Quelles politiques face à l’instabilité croissante des marchés agricoles ?

Parce que des coopératives agricoles ne retrouvaient pas dans les études internationales la réalité que vivaient leurs adhérents sur leurs exploitations, elles ont décidé de créer un think tank, Momagri, puis une Agence de notation. Au cœur de leurs réflexions : la volatilité des cours agricoles, l’instabilité des marchés agricoles, les politiques agricoles et la lisibilité des stratégies agricoles. Au Sommet International des Coopératives 2014 à Quebec, Momagri a présenté une étude sur ces sujets.

Québec, le 26 septembre 2014 : le think tank Momagri publie une étude intitulée "Quelles politiques face à l’instabilité croissante des marchés agricoles ?"

  • Premier résultat intéressant : l’étude démontre que la nature de la volatilité des prix agricoles a évolué depuis le début des années 2000.

Cette mutation se traduit par un accroissement remarquable des « évènements extrêmes » qui sont les variations des cours sur les marchés agricoles présentant de fortes amplitudes à la hausse ou à la baisse.
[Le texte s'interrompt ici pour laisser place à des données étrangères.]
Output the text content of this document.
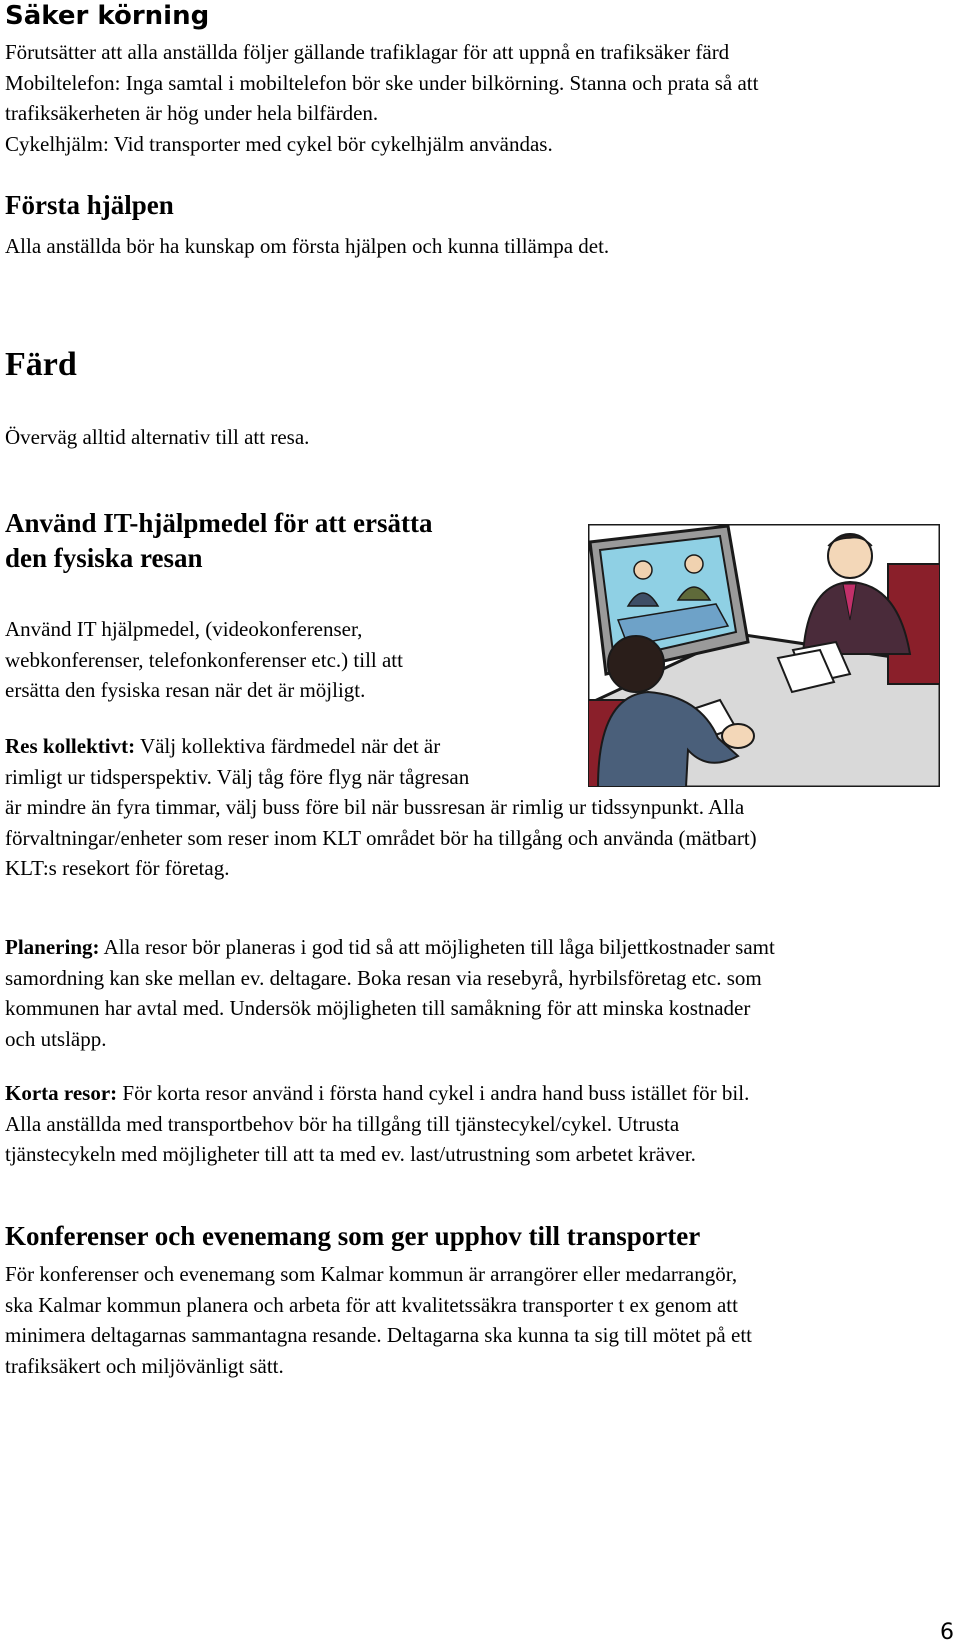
Säker körning

Förutsätter att alla anställda följer gällande trafiklagar för att uppnå en trafiksäker färd

Mobiltelefon: Inga samtal i mobiltelefon bör ske under bilkörning. Stanna och prata så att

trafiksäkerheten är hög under hela bilfärden.

Cykelhjälm: Vid transporter med cykel bör cykelhjälm användas.

Första hjälpen

Alla anställda bör ha kunskap om första hjälpen och kunna tillämpa det.

Färd

Överväg alltid alternativ till att resa.

Använd IT-hjälpmedel för att ersätta
den fysiska resan

Använd IT hjälpmedel, (videokonferenser,

webkonferenser, telefonkonferenser etc.) till att

ersätta den fysiska resan när det är möjligt.

Res kollektivt: Välj kollektiva färdmedel när det är

rimligt ur tidsperspektiv. Välj tåg före flyg när tågresan

är mindre än fyra timmar, välj buss före bil när bussresan är rimlig ur tidssynpunkt. Alla

förvaltningar/enheter som reser inom KLT området bör ha tillgång och använda (mätbart)

KLT:s resekort för företag.

Planering: Alla resor bör planeras i god tid så att möjligheten till låga biljettkostnader samt

samordning kan ske mellan ev. deltagare. Boka resan via resebyrå, hyrbilsföretag etc. som

kommunen har avtal med. Undersök möjligheten till samåkning för att minska kostnader

och utsläpp.

Korta resor: För korta resor använd i första hand cykel i andra hand buss istället för bil.

Alla anställda med transportbehov bör ha tillgång till tjänstecykel/cykel. Utrusta

tjänstecykeln med möjligheter till att ta med ev. last/utrustning som arbetet kräver.

Konferenser och evenemang som ger upphov till transporter

För konferenser och evenemang som Kalmar kommun är arrangörer eller medarrangör,

ska Kalmar kommun planera och arbeta för att kvalitetssäkra transporter t ex genom att

minimera deltagarnas sammantagna resande. Deltagarna ska kunna ta sig till mötet på ett

trafiksäkert och miljövänligt sätt.

6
Un exemple sur le cours du blé : sur la période 2008-14, le nombre d’évènements extrêmes aura été 50 % plus élevé que sur la période 2002-08 et multiplié par deux sur la période 1996-2002.

Et seules des politiques agricoles adaptées peuvent gérer ces variations extrêmes qui sont les plus déstabilisatrices pour les agriculteurs, comme pour les coopératives.

Des politiques agricoles divergentes

  • Deuxième résultat intéressant : face à cette situation, l’étude démontre que les politiques agricoles présentent des caractéristiques de plus en plus divergentes, tant dans les modalités de soutien que dans les budgets affectés.

Momagri présente l’indicateur Sgpaa (Soutiens Globaux à la Production Agricole et Alimentaire) construit dans la perspective de disposer d’un outil de comparaison adapté aux nouvelles réalités des politiques agricoles. Evaluer de manière homogène les soutiens publics à l’agriculture est en effet essentiel dans les négociations multilatérales et bilatérales.

L’étude présente les résultats de Sgpaa pour le Brésil, le Canada, la Chine, les Etats-Unis et l’Union Européenne.

Un exemple : les soutiens publics à l’agriculture par habitant entre 2008 et 2012 se sont accrus de 71 % en Chine, de 40 % aux Etats-Unis (aide alimentaire comprise), de 24 % au Brésil, contre seulement 4 % au Canada et - 6 % dans l’Union Européenne.

L’indicateur Sgpaa renouvelle les analyses traditionnelles des politiques agricoles et témoigne de la priorité stratégique qu’accordent les Etats à leur agriculture.

En conclusion, le think tank souligne que la divergence des politiques agricoles appelle une meilleure coopération internationale, dans la perspective d’améliorer la prévention et le traitement des crises agricoles.